Embora tudo sobre complexidade pareça ser complicado, no sentido de ser um composto de elementos que entretêm relações numerosas, diversificadas e difíceis de apreender pelo espírito, seu desafio é ser compreensível. O desafio de complexidade é alcançar simplicidade. Seus conceitos centrais são realmente simples de compreender, o que significa, apesar de nossos instintos imediatistas e simplórios, todos nós podemos aprender, através de treinamento e experiência, a sermos melhores pensadores de sistemas.

Um número crescente de economistas está pensando em sistemas também, tornando a Economia da Complexidade, a Teoria das Redes e a Economia Evolucionária entre os campos mais dinâmicos da pesquisa econômica. Mas, graças à influência duradoura de Jevons e Walras, a maior parte do ensino de Economia e livros didáticos ainda introduzem a essência do mundo econômico como linear, mecânica e previsível, resumida pelo mecanismo de equilíbrio do mercado. É uma mentalidade desatualizada e deixará futuros economistas profundamente mal equipados para lidar com a complexidade do mundo contemporâneo.

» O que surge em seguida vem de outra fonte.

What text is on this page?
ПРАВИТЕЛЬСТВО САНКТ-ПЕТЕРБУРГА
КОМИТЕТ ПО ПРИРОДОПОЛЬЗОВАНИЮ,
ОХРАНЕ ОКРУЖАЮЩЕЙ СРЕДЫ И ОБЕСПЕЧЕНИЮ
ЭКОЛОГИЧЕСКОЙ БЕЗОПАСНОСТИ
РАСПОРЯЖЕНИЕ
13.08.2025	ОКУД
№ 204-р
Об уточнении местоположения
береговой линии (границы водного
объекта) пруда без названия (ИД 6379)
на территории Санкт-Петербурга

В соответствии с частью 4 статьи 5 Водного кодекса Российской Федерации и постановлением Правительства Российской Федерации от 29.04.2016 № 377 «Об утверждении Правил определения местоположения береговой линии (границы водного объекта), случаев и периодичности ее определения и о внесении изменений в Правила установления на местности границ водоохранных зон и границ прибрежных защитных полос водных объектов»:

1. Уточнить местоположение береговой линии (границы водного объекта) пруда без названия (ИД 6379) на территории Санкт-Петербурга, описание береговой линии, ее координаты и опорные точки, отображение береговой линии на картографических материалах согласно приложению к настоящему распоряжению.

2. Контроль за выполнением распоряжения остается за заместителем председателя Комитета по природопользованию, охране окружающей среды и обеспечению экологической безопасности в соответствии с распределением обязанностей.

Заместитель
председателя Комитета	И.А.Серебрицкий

Em um divertido “retrospecto de 2050”, o economista David Colander, especialista em Metodologia, conta avalia, em 2020, a maioria dos cientistas – de físicos a biólogos – já havia percebido o pensamento sobre complexidade ser essencial para entender grande parte do mundo. Os economistas, no entanto, foram um pouco mais lentos quanto à aceitação, e foi só em 2030 quando “a maioria dos pesquisadores econômicos passou a acreditar a economia ser um sistema complexo pertencente à ciência da complexidade”.

Se essa história do futuro for correta, poderá ser tarde demais. Por que esperar até 2030, quando podemos abandonar as metáforas mal escolhidas da Física newtoniana e ficar mais experientes com sistemas desde já?